出典: 居眠り遠征隊/作詞:ACAね 作曲:ACAね

先ほどまでは大胆な行動を繰り返していた主人公。

群れている集団には興味がない素振りを見せていました。

しかし実際のところは違っていて、やはり1人ぼっちは寂しい様子。

友人や仲間が欲しいと思っているようです。

しかし友人や仲間と認めるには、主人公なりに条件がありました。

その条件が1~2行目に綴られている内容。

一言でまとめてしまえば「程よい距離感で付き合ってくれる人」ということでしょう。

程よい距離感を望んだ理由

きっと主人公は、純粋な優しさを持っている人物です。

群れることで自身が傷つくだけでなく、知らぬ間に相手を傷つける可能性排除したかったのではないでしょうか。

学生のうちは、何か言えば集団から追い出され、何も言わなければそれはつまり「共感」の合図になってしまいます。

黙っていれば自分の身は守れますが、その一方で知らぬ間に誰かを傷つけてしまう。

反対に誰かを守ろうと言葉を発すれば、その一方で自分自身が傷つくことを避けられない。

そんな矛盾が当たり前という空気の中に晒され続けたら、いつか自分の中から罪悪感が消えてしまうのではないか…?

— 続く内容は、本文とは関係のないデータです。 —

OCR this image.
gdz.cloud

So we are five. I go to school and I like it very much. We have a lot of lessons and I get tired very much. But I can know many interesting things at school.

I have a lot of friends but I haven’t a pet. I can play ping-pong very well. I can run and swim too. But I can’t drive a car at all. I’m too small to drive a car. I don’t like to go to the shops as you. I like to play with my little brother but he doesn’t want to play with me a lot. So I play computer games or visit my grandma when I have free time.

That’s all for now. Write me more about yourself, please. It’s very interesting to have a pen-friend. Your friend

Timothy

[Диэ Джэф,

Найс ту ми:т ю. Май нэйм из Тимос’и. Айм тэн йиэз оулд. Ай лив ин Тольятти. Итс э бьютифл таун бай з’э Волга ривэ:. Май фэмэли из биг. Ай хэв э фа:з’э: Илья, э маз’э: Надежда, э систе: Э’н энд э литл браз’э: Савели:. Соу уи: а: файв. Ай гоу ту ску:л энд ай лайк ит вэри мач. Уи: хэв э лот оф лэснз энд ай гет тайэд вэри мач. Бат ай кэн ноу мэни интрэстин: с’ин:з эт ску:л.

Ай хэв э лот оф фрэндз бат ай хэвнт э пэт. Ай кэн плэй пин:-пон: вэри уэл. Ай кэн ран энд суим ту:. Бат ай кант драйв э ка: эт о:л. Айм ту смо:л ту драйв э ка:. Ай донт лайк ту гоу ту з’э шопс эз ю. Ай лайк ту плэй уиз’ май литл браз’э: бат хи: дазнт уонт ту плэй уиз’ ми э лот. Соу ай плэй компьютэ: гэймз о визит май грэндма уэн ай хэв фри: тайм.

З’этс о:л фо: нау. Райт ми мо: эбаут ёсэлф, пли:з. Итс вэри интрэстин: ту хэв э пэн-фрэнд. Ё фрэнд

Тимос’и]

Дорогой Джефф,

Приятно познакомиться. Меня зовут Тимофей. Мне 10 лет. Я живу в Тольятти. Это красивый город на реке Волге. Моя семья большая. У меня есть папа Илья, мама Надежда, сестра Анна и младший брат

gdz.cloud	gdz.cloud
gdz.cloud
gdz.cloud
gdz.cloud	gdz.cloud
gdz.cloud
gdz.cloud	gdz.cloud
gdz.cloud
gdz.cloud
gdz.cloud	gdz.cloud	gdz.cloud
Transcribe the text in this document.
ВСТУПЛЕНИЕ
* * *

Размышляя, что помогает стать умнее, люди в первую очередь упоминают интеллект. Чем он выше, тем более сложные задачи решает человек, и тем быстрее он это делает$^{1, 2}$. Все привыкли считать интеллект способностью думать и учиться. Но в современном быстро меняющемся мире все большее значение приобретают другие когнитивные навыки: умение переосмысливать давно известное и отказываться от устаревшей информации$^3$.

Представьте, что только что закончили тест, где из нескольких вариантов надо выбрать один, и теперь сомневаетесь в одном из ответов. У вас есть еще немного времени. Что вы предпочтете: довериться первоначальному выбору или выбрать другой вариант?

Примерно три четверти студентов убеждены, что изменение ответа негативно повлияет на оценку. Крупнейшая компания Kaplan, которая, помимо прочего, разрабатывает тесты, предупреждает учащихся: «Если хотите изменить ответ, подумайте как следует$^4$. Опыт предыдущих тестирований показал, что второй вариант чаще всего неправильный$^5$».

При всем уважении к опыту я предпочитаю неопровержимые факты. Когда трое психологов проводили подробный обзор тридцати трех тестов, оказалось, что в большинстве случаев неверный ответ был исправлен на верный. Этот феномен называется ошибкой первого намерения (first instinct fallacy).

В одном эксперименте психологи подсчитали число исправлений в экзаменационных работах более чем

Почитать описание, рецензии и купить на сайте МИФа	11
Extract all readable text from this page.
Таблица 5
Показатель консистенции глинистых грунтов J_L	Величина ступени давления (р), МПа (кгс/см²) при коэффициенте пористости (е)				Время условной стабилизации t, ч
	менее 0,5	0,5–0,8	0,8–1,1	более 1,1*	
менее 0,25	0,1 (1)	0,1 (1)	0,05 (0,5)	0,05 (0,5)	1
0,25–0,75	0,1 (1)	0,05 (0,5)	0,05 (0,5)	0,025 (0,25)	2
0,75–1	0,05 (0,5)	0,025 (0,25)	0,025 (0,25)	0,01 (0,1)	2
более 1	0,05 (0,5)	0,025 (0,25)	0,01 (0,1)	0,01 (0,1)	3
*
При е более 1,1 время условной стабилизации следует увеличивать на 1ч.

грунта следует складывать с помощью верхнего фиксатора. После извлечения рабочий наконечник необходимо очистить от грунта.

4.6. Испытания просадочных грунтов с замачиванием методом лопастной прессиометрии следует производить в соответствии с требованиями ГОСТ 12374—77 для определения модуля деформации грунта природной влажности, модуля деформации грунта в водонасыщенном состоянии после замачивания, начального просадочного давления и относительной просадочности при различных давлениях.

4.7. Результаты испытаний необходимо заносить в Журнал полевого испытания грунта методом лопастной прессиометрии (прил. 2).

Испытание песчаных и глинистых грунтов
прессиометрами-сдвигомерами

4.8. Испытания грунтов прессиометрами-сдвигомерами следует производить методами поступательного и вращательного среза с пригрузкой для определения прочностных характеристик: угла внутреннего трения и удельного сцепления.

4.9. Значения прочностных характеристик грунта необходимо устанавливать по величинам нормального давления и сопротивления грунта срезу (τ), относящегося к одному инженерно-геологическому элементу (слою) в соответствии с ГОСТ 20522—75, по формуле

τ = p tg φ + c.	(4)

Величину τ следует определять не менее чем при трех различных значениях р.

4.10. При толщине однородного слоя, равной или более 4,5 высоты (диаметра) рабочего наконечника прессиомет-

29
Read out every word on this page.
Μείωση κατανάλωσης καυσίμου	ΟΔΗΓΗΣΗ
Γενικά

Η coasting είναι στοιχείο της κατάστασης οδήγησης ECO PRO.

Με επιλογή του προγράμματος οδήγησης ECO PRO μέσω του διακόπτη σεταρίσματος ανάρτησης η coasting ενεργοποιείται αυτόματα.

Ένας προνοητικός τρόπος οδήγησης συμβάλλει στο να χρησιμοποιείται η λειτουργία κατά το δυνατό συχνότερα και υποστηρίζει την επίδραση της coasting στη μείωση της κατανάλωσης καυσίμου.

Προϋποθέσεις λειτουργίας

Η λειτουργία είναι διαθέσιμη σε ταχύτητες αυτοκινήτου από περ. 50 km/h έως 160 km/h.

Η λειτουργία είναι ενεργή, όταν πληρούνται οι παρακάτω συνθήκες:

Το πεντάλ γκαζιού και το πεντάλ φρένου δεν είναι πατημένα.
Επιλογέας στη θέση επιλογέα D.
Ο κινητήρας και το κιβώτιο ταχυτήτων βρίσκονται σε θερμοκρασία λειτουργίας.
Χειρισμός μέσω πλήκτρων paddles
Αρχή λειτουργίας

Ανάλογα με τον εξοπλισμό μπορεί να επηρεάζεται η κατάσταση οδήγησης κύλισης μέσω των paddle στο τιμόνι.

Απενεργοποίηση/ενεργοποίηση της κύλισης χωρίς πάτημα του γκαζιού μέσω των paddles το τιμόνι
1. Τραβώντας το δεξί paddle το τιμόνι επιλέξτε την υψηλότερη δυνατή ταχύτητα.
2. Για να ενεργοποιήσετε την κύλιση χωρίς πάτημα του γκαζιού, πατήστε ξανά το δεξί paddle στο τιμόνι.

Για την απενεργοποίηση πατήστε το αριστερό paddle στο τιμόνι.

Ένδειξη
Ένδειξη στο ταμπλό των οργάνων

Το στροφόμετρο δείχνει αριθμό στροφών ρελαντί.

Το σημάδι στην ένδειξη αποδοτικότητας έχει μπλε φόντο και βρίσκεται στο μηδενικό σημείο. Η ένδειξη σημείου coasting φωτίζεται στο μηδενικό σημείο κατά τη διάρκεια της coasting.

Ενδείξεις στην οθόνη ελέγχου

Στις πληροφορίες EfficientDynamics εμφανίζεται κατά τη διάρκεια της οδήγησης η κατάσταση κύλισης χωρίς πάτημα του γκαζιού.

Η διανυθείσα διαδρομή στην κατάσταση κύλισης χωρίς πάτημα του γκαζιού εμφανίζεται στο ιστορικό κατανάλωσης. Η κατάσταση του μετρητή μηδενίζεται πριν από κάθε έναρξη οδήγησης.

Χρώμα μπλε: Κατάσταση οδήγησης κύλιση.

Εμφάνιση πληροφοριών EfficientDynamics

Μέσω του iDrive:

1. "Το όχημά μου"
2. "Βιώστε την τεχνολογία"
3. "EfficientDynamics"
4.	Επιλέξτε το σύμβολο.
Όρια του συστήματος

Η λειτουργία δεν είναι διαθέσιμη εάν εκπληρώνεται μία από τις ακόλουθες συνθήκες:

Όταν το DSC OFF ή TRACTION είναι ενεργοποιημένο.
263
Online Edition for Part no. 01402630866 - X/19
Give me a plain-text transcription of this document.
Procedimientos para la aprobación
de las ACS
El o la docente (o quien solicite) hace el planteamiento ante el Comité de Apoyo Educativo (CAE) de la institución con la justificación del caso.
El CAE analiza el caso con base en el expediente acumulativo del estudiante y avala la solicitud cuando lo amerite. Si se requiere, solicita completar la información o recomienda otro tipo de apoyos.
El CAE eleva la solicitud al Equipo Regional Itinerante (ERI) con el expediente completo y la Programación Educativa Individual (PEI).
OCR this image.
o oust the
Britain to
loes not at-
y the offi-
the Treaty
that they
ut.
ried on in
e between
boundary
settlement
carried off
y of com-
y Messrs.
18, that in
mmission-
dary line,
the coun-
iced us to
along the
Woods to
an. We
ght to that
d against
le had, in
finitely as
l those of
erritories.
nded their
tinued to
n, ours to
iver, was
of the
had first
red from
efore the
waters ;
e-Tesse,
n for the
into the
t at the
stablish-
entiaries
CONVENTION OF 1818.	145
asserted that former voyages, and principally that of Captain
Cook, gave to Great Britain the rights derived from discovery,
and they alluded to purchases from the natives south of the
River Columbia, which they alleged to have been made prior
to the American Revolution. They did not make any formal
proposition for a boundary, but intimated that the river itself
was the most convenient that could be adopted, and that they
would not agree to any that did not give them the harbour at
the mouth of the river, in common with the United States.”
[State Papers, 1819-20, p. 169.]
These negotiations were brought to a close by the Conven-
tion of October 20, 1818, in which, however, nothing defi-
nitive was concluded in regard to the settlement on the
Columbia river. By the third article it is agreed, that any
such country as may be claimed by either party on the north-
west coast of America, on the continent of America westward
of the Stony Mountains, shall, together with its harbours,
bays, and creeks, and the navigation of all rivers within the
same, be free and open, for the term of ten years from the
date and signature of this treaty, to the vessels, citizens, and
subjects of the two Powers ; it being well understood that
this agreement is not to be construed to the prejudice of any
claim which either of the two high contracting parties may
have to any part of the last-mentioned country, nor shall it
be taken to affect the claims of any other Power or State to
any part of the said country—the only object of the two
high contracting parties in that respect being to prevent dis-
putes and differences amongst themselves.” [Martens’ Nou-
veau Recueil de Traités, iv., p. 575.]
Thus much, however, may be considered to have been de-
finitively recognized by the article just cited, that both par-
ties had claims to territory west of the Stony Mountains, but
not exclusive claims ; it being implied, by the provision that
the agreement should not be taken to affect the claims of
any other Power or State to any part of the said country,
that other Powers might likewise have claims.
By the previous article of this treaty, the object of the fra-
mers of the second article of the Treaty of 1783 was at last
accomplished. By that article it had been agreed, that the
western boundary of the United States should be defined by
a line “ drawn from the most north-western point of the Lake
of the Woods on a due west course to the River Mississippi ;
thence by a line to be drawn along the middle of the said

自分自身の未来に対して大きな不安を抱いているようです。

だからこそ繰り返しになりますが、主人公が望む関係は「程よい距離感」が必須条件というわけです。

そんな自分は嫌いだけど

どうか 飽きナイ程度でいて
つまらない自分 受け入れるほど
何か やる気が漲るのかな〜あ、aaa..

出典: 居眠り遠征隊/作詞:ACAね 作曲:ACAね

生き辛さを感じながらも、なんとかしたいと行動していた主人公。

歌詞中でも、どっちつかずで無難な自分は面白くないと一刀両断!

そんな激しさを持ちつつも、最後には「そんな生き方がいいな~」と、どこか楽観的な空気も感じさせます。

歌詞のテーマが非常に深く考えさせられるのに、すっと聴けるのはこのギャップ故でしょう。

学校に潜む怖い怪物

君にだけは絶対 いじられたくなくて
有る事 ナイ事 イイふらしモンスターが
呼び出しを食らって また標的だって
知らナイふりして 静かに暮らしたいけど

出典: 居眠り遠征隊/作詞:ACAね 作曲:ACAね

ここまでの歌詞で、誰に対しても程よい距離感を保ちたい、という願いを語っていた主人公。

しかし1人だけどうしても関わり合いたくない人がいるようです。

それが怪物なんて異名で呼んでいる君。

あなたの身の回りにも1人くらいいるのではないでしょうか?

注目されたいのか、仲間はずれが怖いのか、とにかくあちらこちらでアレコレ喋るような子が…。

そういうタイプとは程よい距離感なんて保てません。

意図的に避けていなければ、知らぬ間に相手から距離を詰められてしまうのですから。

主人公はなんとか関わらずに生きる方法を探っているようですね。

ただ、この時点では明確な答えを掴むことができませんでした。

前を向け

なんでもポジティブに

誰かの期待に応える必要ナイの
盛られた噂に白目 向けたらイイの
優勝候補に毎回 当たるからには
負け方くらいは テンポよくありたいわ
何もかも全部 受け継がなくてもイイの
何を優先に 大切にできたらイイの
優勝候補に毎回 当たるからには
負け方くらい こっちが決めさせてもらうわ。

出典: 居眠り遠征隊/作詞:ACAね 作曲:ACAね

これまで「ない」という言葉で様々な物事を否定し続けてきた主人公。

なんと最後のサビでようやく、「いい」という肯定的な言葉が登場しました。

目立たなくてもいい。いや、むしろ目立ちたくない。

そんな気持ちで、集団から浮かないように息を潜めてきた主人公。

でもそんな風に周囲の様子を窺いながら過ごす日々には、やはり価値など感じられなかったのでしょう。

最後に、これまで押し込めていた本当の自分自身を解き放とうとしています。

本当の自分を押し込めて、偽った姿で生きていくくらいなら…。

2行目にある通り、反骨精神むき出しで立ち向かおうとしていますね。

直前の歌詞で悩んでいた怪物との付き合いも、きっとこうやって強い気持ちで乗り切るつもりなのでしょう。